Bundeszentralregister

Umfang des Registers

Das Bundeszentralregister ist ein amtliches Verzeichnis, das vom Bundesamt für Justiz geführt wird. Darin können enthalten sein: 

  • strafgerichtliche Verurteilungen durch deutsche Gerichte, 
  • Entscheidungen von Behörden der öffentlich-rechtlichen Verwaltung gem. § 1 IV VwVfG,
  • gegebenfalls Vermerke über die Schuldunfähigkeit
  • besondere gerichtliche Feststellungen (zum Beispiel Unterbringung in einer Erziehungsanstalt)

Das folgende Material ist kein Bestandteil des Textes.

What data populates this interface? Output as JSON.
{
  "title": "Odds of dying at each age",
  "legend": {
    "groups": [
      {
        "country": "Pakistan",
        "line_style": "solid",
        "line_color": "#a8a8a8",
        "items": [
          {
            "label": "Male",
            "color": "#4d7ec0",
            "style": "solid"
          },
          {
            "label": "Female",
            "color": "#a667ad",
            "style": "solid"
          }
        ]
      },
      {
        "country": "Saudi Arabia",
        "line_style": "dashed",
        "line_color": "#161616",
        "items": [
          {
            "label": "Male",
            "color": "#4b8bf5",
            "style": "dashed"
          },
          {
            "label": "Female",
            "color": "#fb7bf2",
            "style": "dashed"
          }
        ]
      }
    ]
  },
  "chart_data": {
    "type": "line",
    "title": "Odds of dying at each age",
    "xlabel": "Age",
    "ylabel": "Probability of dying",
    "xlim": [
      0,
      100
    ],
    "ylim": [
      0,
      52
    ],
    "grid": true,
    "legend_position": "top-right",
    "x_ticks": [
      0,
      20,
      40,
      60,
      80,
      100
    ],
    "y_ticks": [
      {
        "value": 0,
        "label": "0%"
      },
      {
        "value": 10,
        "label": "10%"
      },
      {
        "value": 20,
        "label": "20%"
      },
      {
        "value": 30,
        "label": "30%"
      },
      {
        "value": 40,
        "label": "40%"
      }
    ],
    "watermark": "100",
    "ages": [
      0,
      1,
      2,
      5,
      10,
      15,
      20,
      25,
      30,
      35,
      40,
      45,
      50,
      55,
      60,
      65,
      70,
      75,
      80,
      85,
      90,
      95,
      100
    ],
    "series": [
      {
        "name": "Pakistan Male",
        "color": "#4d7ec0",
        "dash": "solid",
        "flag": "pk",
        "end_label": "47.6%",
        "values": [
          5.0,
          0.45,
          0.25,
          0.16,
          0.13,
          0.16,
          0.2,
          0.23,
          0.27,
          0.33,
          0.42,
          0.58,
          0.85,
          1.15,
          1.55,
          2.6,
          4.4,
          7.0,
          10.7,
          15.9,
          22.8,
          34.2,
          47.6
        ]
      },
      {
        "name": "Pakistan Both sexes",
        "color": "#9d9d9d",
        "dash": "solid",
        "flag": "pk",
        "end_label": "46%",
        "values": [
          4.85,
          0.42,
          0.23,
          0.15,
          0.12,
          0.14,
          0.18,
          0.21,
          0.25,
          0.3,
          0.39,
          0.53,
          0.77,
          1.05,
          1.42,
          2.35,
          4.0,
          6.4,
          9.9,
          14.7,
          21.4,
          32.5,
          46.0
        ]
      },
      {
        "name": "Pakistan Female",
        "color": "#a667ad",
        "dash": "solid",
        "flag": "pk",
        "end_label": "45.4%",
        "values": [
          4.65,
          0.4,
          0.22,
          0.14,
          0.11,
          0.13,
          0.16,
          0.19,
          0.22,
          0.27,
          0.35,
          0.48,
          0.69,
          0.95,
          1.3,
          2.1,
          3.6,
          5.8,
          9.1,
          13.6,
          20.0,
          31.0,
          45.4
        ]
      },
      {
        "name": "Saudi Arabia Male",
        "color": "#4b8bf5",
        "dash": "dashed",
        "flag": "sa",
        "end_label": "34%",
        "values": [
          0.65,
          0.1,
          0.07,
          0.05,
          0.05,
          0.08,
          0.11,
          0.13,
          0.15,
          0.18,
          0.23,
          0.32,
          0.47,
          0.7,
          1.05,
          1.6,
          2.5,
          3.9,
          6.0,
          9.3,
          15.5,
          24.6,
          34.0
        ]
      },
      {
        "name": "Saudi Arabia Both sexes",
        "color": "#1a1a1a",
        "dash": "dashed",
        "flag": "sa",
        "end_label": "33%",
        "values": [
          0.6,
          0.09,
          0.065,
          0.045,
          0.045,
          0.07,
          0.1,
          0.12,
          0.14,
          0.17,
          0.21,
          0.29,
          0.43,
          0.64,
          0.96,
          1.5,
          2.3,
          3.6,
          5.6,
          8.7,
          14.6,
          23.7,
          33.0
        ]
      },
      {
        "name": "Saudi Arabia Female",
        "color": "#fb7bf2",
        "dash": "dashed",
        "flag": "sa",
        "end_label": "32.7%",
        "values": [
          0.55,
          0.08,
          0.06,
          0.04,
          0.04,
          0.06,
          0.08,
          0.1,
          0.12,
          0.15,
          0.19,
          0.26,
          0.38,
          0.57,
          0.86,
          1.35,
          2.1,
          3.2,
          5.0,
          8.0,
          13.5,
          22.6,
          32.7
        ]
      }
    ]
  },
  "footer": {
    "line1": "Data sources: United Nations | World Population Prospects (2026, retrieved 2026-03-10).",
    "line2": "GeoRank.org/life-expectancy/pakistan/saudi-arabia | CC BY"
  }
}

Bedeutung für die Sicherheitsbranche

Das Bundeszentralregister ist insbesondere für die Frage der Zuverlässigkeit nach § 34a GewO oder § 5 WaffG von Bedeutung. § 34a GewO ist im deutschen Gewerberecht die zentrale Norm, welche die Zulassungsvoraussetzungen für eine gewerbliche Tätigkeit in der Wach- und Sicherheitsbranche regelt. Mit der Bewachung fremden Eigentums (Objektschutz) und fremden Lebens (Personenschutz) übernimmt eine Sicherheitskraft hohe Verantwortung für das Schutzgut. Die gewerberechtlichen Regulierungen sollen sicherstellen, dass nur zuverlässige und persönliche befähigte Menschen diese Verantwortung übertragen bekommen. Zur Zuverlässigkeit nach § 34a GewO gehört insbesondere die Voraussetzung: keine relevanten Strafeinträge im Bundeszentralregister oder mit anderen Worten: ein „sauberes Führungszeugnis“.  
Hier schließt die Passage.